XIV- Face ao exposto, salvo o devido respeito, entende esta RFP que a douta Sentença recorrida ao julgar proceder a presente impugnação judicial, enfermou de erro de apreciação da prova, de erro de interpretação de lei e viola o disposto, entre outros, nos art°s 17°; 23°; 52°, 87 e 88a do CIRC e os art.°s 74° e 75° da LGT, pelo que não se pode manter na ordem jurídica.» X Em sede de contra-alegações, a C..............., LDA expendeu o seguinte: «1) A decisão objecto do presente recurso mostra-se totalmente acertada e justa, conforme o direito, pelo que não merece ser revogada.

2) De facto, no que toca à matéria factual assente, que aqui se dá por inteiramente reproduzida para todos os efeitos legais (pontos 1 a 50 da fundamentação de facto da sentença), salienta-se que o Tribunal «a quo» andou bem quanto à sua apreciação e julgamento.

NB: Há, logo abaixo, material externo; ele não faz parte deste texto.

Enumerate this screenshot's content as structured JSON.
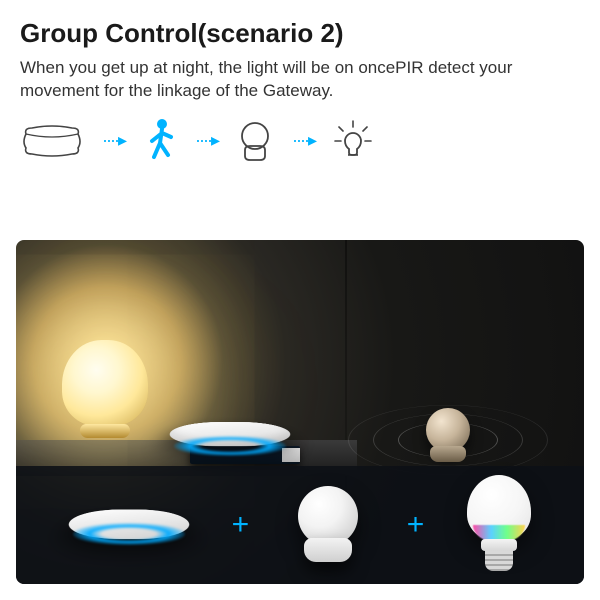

3) Pois, conforme decorre do teor da aludida sentença, resultou provada, grosso modo, através de prova documental.

4) Isto é, por causa de diversa prova documental apresentada pela ora recorrida (contratos, facturas, fotografias, meios de pagamento, etc.), a qual, diga-se, não foi posta em causa na sua grande totalidade pela recorrente.

5) Assim, partindo destes pressupostos factuais, conclui-se que, para além da recorrente ter desvalorizado em sede e momento oportunos toda a prova que lhe foi apresentada, a mesma limitou-se a levantar suspeitas, aliás, totalmente ligeiras, vagas, conclusivas e infundadas, que de modo algum podem sustentar a aplicação de métodos indirectos.

6) Ao ponto de tal fundamentação, salvo o devido respeito, se revelar absurda e caricata, quando, por exemplo, invoca a ausência de estrutura por parte das empreiteiras e o facto de se desconhece a identidade dos executantes dos serviços.

7) Portanto, em bom rigor, defende-se o arrazoado pelo Tribunal «a quo» no que toca à circunstância da recorrente não ter logrado concretizar o disposto nos artigos 87° n° 1 alínea b) e 88° da LGT.

8) Sendo certo que, para além disso, se mantém a presunção legal prevista no artigo 75° deste diploma legal.

9) Deste modo, se pugna pela integral manutenção da decisão aqui em sindicância.

Nestes termos e nos mais de direito, deverá ser julgado totalmente improcedente o presente recurso, com as legais consequências».

X O Digno Magistrado do M. P. junto deste Tribunal, foi regularmente notificado.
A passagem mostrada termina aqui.